Tears streamed down my face. I sat next to my husband in the back row of our little Quaker meeting house while dear Friend Peg spoke about violence and guns and bearing witness and having hope. She spoke about honoring others, recognizing our shared humanity, and living out our love for each other.


I quickly beckoned for a pencil and scribbled a note to my Bugs (the nickname my husband I use for each other):  “If your heart gets broken, I will hold you.” We stared straight ahead, barely looking at each other, with one giant shared lump in each of our throats.


I cautiously looped my arm around his shoulder, gently placing my hand on his back. I rested my head on his shoulder as he rested his head softly against me. I felt myself listening to his body, waiting to be sure he wanted me in his space, so as not to interrupt his own experience of listening and sinking into the silence of open worship on his own terms.


This was a spiritual experience.


Tears streamed down my face freely as I felt an ever so slight shaking from underneath my arm. Out of the corner of my eye, I witnessed him reaching to wipe the corner of his eye with his sleeve.


This was a spiritual experience.  For both of us.


As is true in my experience of all heartfelt human connection.

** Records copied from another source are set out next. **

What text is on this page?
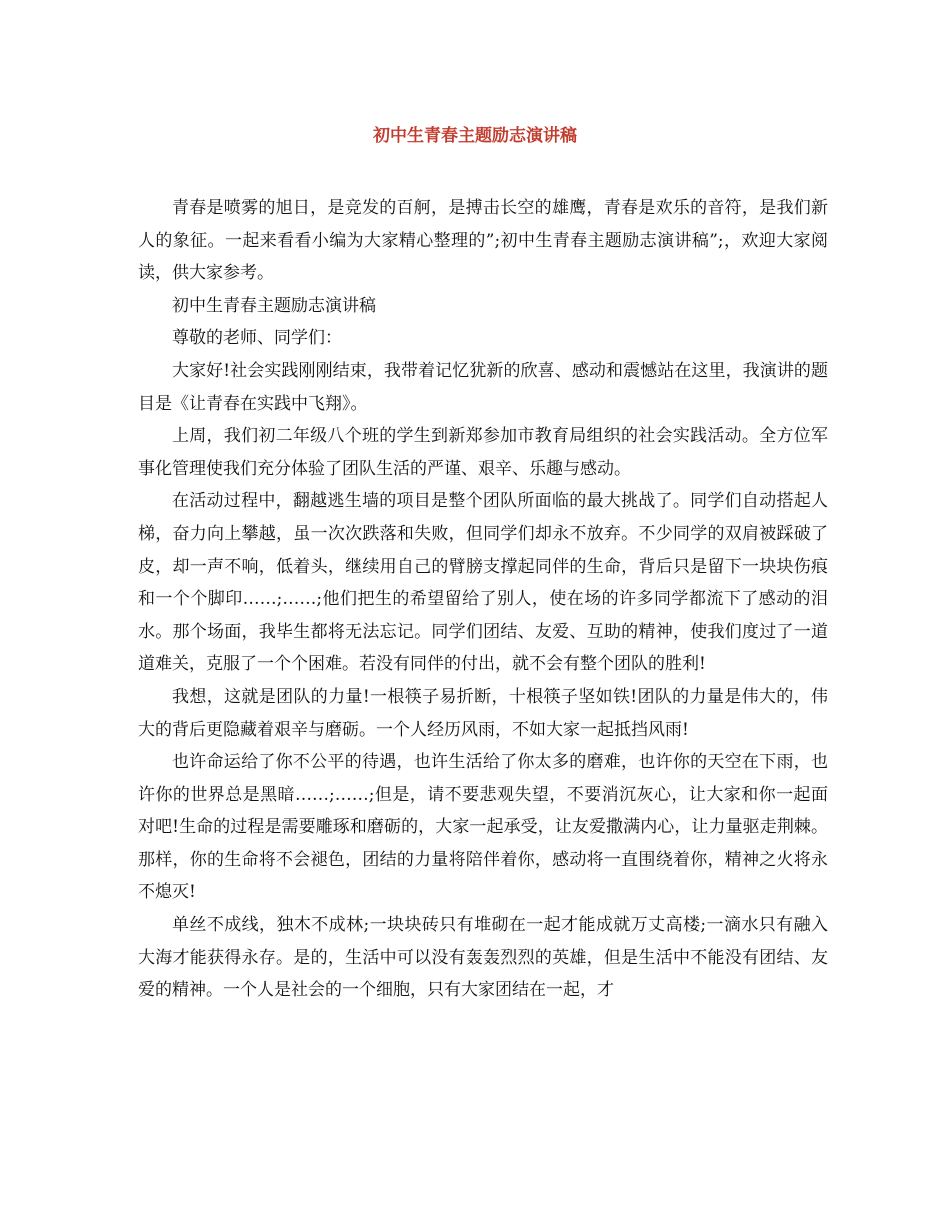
初中生青春主题励志演讲稿

青春是喷雾的旭日，是竞发的百舸，是搏击长空的雄鹰，青春是欢乐的音符，是我们新人的象征。一起来看看小编为大家精心整理的”;初中生青春主题励志演讲稿”;，欢迎大家阅读，供大家参考。

初中生青春主题励志演讲稿

尊敬的老师、同学们：

大家好!社会实践刚刚结束，我带着记忆犹新的欣喜、感动和震憾站在这里，我演讲的题目是《让青春在实践中飞翔》。

上周，我们初二年级八个班的学生到新郑参加市教育局组织的社会实践活动。全方位军事化管理使我们充分体验了团队生活的严谨、艰辛、乐趣与感动。

在活动过程中，翻越逃生墙的项目是整个团队所面临的最大挑战了。同学们自动搭起人梯，奋力向上攀越，虽一次次跌落和失败，但同学们却永不放弃。不少同学的双肩被踩破了皮，却一声不响，低着头，继续用自己的臂膀支撑起同伴的生命，背后只是留下一块块伤痕和一个个脚印……;……;他们把生的希望留给了别人，使在场的许多同学都流下了感动的泪水。那个场面，我毕生都将无法忘记。同学们团结、友爱、互助的精神，使我们度过了一道道难关，克服了一个个困难。若没有同伴的付出，就不会有整个团队的胜利!

我想，这就是团队的力量!一根筷子易折断，十根筷子坚如铁!团队的力量是伟大的，伟大的背后更隐藏着艰辛与磨砺。一个人经历风雨，不如大家一起抵挡风雨!

也许命运给了你不公平的待遇，也许生活给了你太多的磨难，也许你的天空在下雨，也许你的世界总是黑暗……;……;但是，请不要悲观失望，不要消沉灰心，让大家和你一起面对吧!生命的过程是需要雕琢和磨砺的，大家一起承受，让友爱撒满内心，让力量驱走荆棘。那样，你的生命将不会褪色，团结的力量将陪伴着你，感动将一直围绕着你，精神之火将永不熄灭!

单丝不成线，独木不成林;一块块砖只有堆砌在一起才能成就万丈高楼;一滴水只有融入大海才能获得永存。是的，生活中可以没有轰轰烈烈的英雄，但是生活中不能没有团结、友爱的精神。一个人是社会的一个细胞，只有大家团结在一起，才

I had to leave early that day, and it took me an hour to unravel and process those tears. I’d cried them before, especially often that weekend as my husband I discussed our feelings openly while pondering some major changes in our relationship.


Those were not tears of sadness. And while they were most certainly tears of pain, they were also tears of freedom and tears of joy. These were tears that represented our ever continuing transformation. These tears gave voice to my (our?) pain and offered a river of hope to wash it all away.


These tears represented the deepest form of love I’ve ever felt. Thirteen years in the making. A gratitude for all that’s been shared and all that we ARE, mixed with hope for all that we can be, both as individuals and as partners, as we continue learning how to feel openly and honestly while pursuing our best selves.


And with these tears, I can finally recognize and actually FEEL, for the first time perhaps in my entire life, that my body truly belongs to me. I own every single piece.